The world of Concluse will seem familiar if you’ve suffered through the foggy hellscapes of Silent Hill. There are plenty of similarities, from the fact that you’ve entered an abandoned town in search of your missing wife, to the satisfying puzzles. Technologically, Concluse feels convincingly like a horror game from the mid-’90s, its boxy objects and grainy camera filter helping create the illusion that you’re playing from a spinning CD-ROM.
Concluse even goes beyond most of these retro survival horrors, and most indie games generally, by offering a suite of 3D-animated cutscenes. While the character models are a little rough, and the camerawork is slightly overdramatic, they do a lot to enliven a rather one-note game.
There’s no combat, which is a shame given how much else the game successfully cribs from Silent Hill. But the environments are well detailed, full of items to collect and scattered notes to decipher (even if the low-res imagery makes them hard to read). There’s a steady stream of disturbing sights suggesting a world packed with malevolence, even if it doesn’t seem terribly bothered about upsetting you personally.
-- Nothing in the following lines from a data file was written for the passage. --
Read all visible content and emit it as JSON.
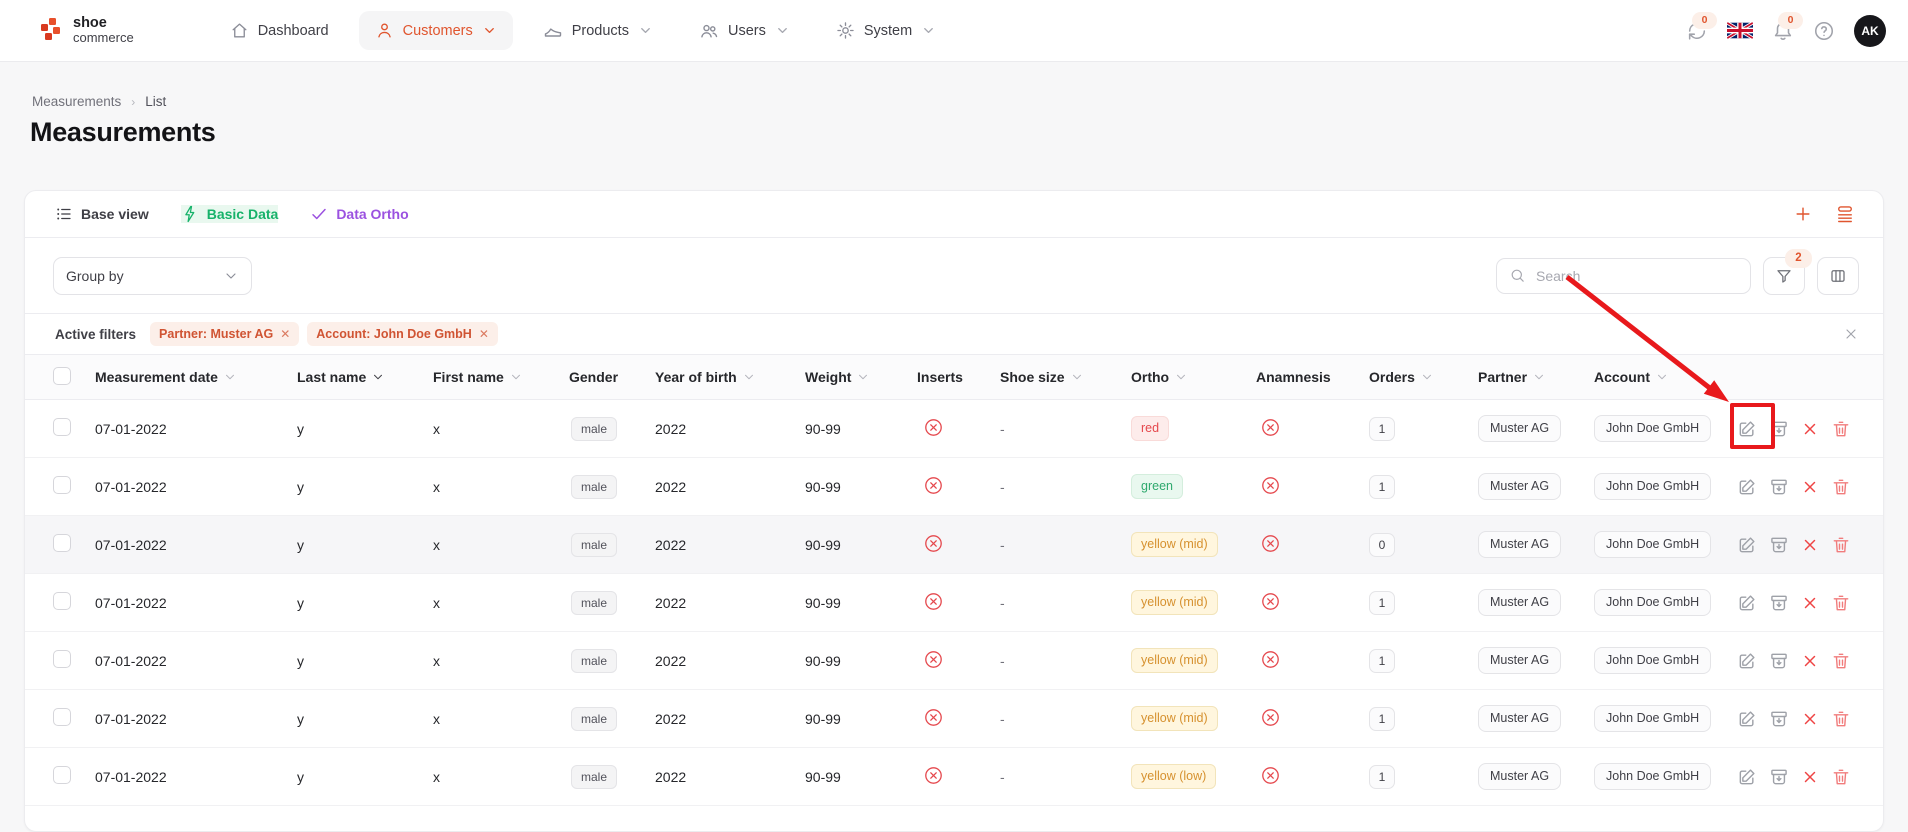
{
  "brand": {
    "line1": "shoe",
    "line2": "commerce"
  },
  "nav": {
    "items": [
      {
        "label": "Dashboard",
        "icon": "home-icon",
        "active": false,
        "chevron": false
      },
      {
        "label": "Customers",
        "icon": "person-icon",
        "active": true,
        "chevron": true
      },
      {
        "label": "Products",
        "icon": "shoe-icon",
        "active": false,
        "chevron": true
      },
      {
        "label": "Users",
        "icon": "users-icon",
        "active": false,
        "chevron": true
      },
      {
        "label": "System",
        "icon": "gear-icon",
        "active": false,
        "chevron": true
      }
    ]
  },
  "topbar": {
    "sync_badge": "0",
    "bell_badge": "0",
    "avatar_initials": "AK"
  },
  "breadcrumb": {
    "parent": "Measurements",
    "current": "List"
  },
  "page": {
    "title": "Measurements"
  },
  "view_tabs": [
    {
      "label": "Base view",
      "icon": "list-icon",
      "tone": "default"
    },
    {
      "label": "Basic Data",
      "icon": "bolt-icon",
      "tone": "green"
    },
    {
      "label": "Data Ortho",
      "icon": "check-icon",
      "tone": "purple"
    }
  ],
  "toolbar": {
    "group_by_label": "Group by",
    "search_placeholder": "Search",
    "filter_count": "2"
  },
  "filters": {
    "label": "Active filters",
    "chips": [
      {
        "text": "Partner: Muster AG"
      },
      {
        "text": "Account: John Doe GmbH"
      }
    ]
  },
  "table": {
    "columns": [
      {
        "label": "Measurement date",
        "sort": "chevron"
      },
      {
        "label": "Last name",
        "sort": "active"
      },
      {
        "label": "First name",
        "sort": "chevron"
      },
      {
        "label": "Gender",
        "sort": "none"
      },
      {
        "label": "Year of birth",
        "sort": "chevron"
      },
      {
        "label": "Weight",
        "sort": "chevron"
      },
      {
        "label": "Inserts",
        "sort": "none"
      },
      {
        "label": "Shoe size",
        "sort": "chevron"
      },
      {
        "label": "Ortho",
        "sort": "chevron"
      },
      {
        "label": "Anamnesis",
        "sort": "none"
      },
      {
        "label": "Orders",
        "sort": "chevron"
      },
      {
        "label": "Partner",
        "sort": "chevron"
      },
      {
        "label": "Account",
        "sort": "chevron"
      }
    ],
    "rows": [
      {
        "date": "07-01-2022",
        "last": "y",
        "first": "x",
        "gender": "male",
        "year": "2022",
        "weight": "90-99",
        "inserts": "no",
        "shoe_size": "-",
        "ortho": {
          "label": "red",
          "tone": "red"
        },
        "anamnesis": "no",
        "orders": "1",
        "partner": "Muster AG",
        "account": "John Doe GmbH",
        "shaded": false,
        "annotated": true
      },
      {
        "date": "07-01-2022",
        "last": "y",
        "first": "x",
        "gender": "male",
        "year": "2022",
        "weight": "90-99",
        "inserts": "no",
        "shoe_size": "-",
        "ortho": {
          "label": "green",
          "tone": "green"
        },
        "anamnesis": "no",
        "orders": "1",
        "partner": "Muster AG",
        "account": "John Doe GmbH",
        "shaded": false,
        "annotated": false
      },
      {
        "date": "07-01-2022",
        "last": "y",
        "first": "x",
        "gender": "male",
        "year": "2022",
        "weight": "90-99",
        "inserts": "no",
        "shoe_size": "-",
        "ortho": {
          "label": "yellow (mid)",
          "tone": "yellow"
        },
        "anamnesis": "no",
        "orders": "0",
        "partner": "Muster AG",
        "account": "John Doe GmbH",
        "shaded": true,
        "annotated": false
      },
      {
        "date": "07-01-2022",
        "last": "y",
        "first": "x",
        "gender": "male",
        "year": "2022",
        "weight": "90-99",
        "inserts": "no",
        "shoe_size": "-",
        "ortho": {
          "label": "yellow (mid)",
          "tone": "yellow"
        },
        "anamnesis": "no",
        "orders": "1",
        "partner": "Muster AG",
        "account": "John Doe GmbH",
        "shaded": false,
        "annotated": false
      },
      {
        "date": "07-01-2022",
        "last": "y",
        "first": "x",
        "gender": "male",
        "year": "2022",
        "weight": "90-99",
        "inserts": "no",
        "shoe_size": "-",
        "ortho": {
          "label": "yellow (mid)",
          "tone": "yellow"
        },
        "anamnesis": "no",
        "orders": "1",
        "partner": "Muster AG",
        "account": "John Doe GmbH",
        "shaded": false,
        "annotated": false
      },
      {
        "date": "07-01-2022",
        "last": "y",
        "first": "x",
        "gender": "male",
        "year": "2022",
        "weight": "90-99",
        "inserts": "no",
        "shoe_size": "-",
        "ortho": {
          "label": "yellow (mid)",
          "tone": "yellow"
        },
        "anamnesis": "no",
        "orders": "1",
        "partner": "Muster AG",
        "account": "John Doe GmbH",
        "shaded": false,
        "annotated": false
      },
      {
        "date": "07-01-2022",
        "last": "y",
        "first": "x",
        "gender": "male",
        "year": "2022",
        "weight": "90-99",
        "inserts": "no",
        "shoe_size": "-",
        "ortho": {
          "label": "yellow (low)",
          "tone": "yellow"
        },
        "anamnesis": "no",
        "orders": "1",
        "partner": "Muster AG",
        "account": "John Doe GmbH",
        "shaded": false,
        "annotated": false
      }
    ]
  },
  "annotation": {
    "color": "#e8191c",
    "target": "edit-button-row-1"
  }
}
Moreover, Concluse is a long game: Long by the standards of most freeware adventures. I mention this not to knock other games, but to compliment the rare freeware developer who has explored an idea to its fullest, rather than leaving a tantalizing taster for a meal that will never come. Like a lot of olderlooking games, it’s never entirely its own animal, but when it comes to aping one of the classics, Concluse is one of the most convincing ’90s survival horrors that never was.